Ortadoğu’dafeodalite çözülmeden

Haberleri —

Kapitalist üretim ilişkilerine geçen batı, rönesansla birlikte, aydınlanma felsefesinin etkisi ile feodalizmin çözülmesi ve kapitalizmin ilk evresindeki ilerici fırtına dönüşümü hızlandırmıştı. Fakat henüz bir rönesans yaşayamayan doğu hala kapitalist üretim ilişkilerine geçemediği için sancı çekmekte. Her ne kadar doğunun geri kalmışlığı İslam dininin etkisi imiş gibi benimsense de, aslında Müslümanlıkta Hıristiyanlık gibi bir din. -Orta çağda Hıristiyanlığın bağnazlığını da unutmayarak- Din etkisinden çok, hala Doğuda çözülemeyen feodalizmin sancıları çekilmekte.
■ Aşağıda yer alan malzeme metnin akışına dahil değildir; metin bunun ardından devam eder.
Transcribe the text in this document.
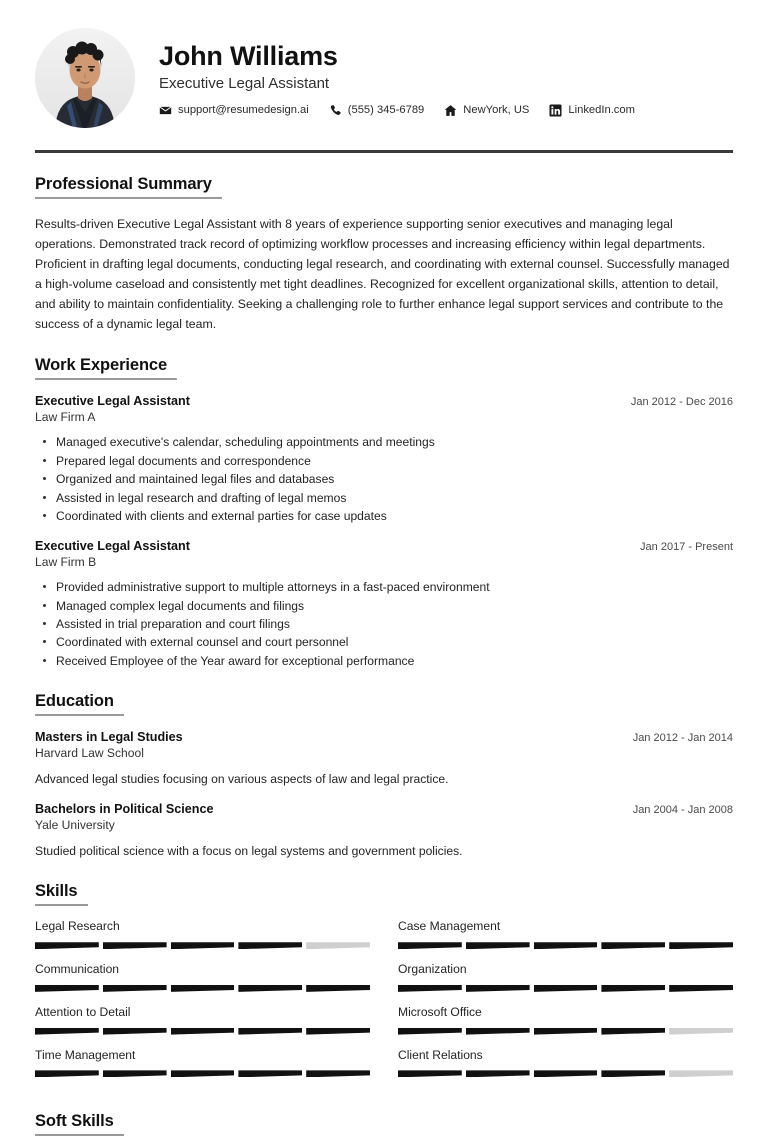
John Williams
Executive Legal Assistant
support@resumedesign.ai	(555) 345-6789	NewYork, US	LinkedIn.com
Professional Summary

Results-driven Executive Legal Assistant with 8 years of experience supporting senior executives and managing legal operations. Demonstrated track record of optimizing workflow processes and increasing efficiency within legal departments. Proficient in drafting legal documents, conducting legal research, and coordinating with external counsel. Successfully managed a high-volume caseload and consistently met tight deadlines. Recognized for excellent organizational skills, attention to detail, and ability to maintain confidentiality. Seeking a challenging role to further enhance legal support services and contribute to the success of a dynamic legal team.

Work Experience
Executive Legal Assistant	Jan 2012 - Dec 2016
Law Firm A
Managed executive's calendar, scheduling appointments and meetings
Prepared legal documents and correspondence
Organized and maintained legal files and databases
Assisted in legal research and drafting of legal memos
Coordinated with clients and external parties for case updates
Executive Legal Assistant	Jan 2017 - Present
Law Firm B
Provided administrative support to multiple attorneys in a fast-paced environment
Managed complex legal documents and filings
Assisted in trial preparation and court filings
Coordinated with external counsel and court personnel
Received Employee of the Year award for exceptional performance
Education
Masters in Legal Studies	Jan 2012 - Jan 2014
Harvard Law School

Advanced legal studies focusing on various aspects of law and legal practice.

Bachelors in Political Science	Jan 2004 - Jan 2008
Yale University

Studied political science with a focus on legal systems and government policies.

Skills
Legal Research	Case Management
Communication	Organization
Attention to Detail	Microsoft Office
Time Management	Client Relations
Soft Skills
Batı gelişimini ne kadar kendi iç dinamikleri ile yaptıysa, doğu genellikle dış dinamiklerin müdahalesi ile kendi iç dinamiklerini geliştirememiş ve emperyalizmin elinin altındaki daima kullanılacak ham madde gibi muamele görmüştür. Ne zaman emperyalizm bunalıma girse Doğuya dalıp oraları yıkıp yeniden böl paylaş politikalarını hayata geçirmektedir.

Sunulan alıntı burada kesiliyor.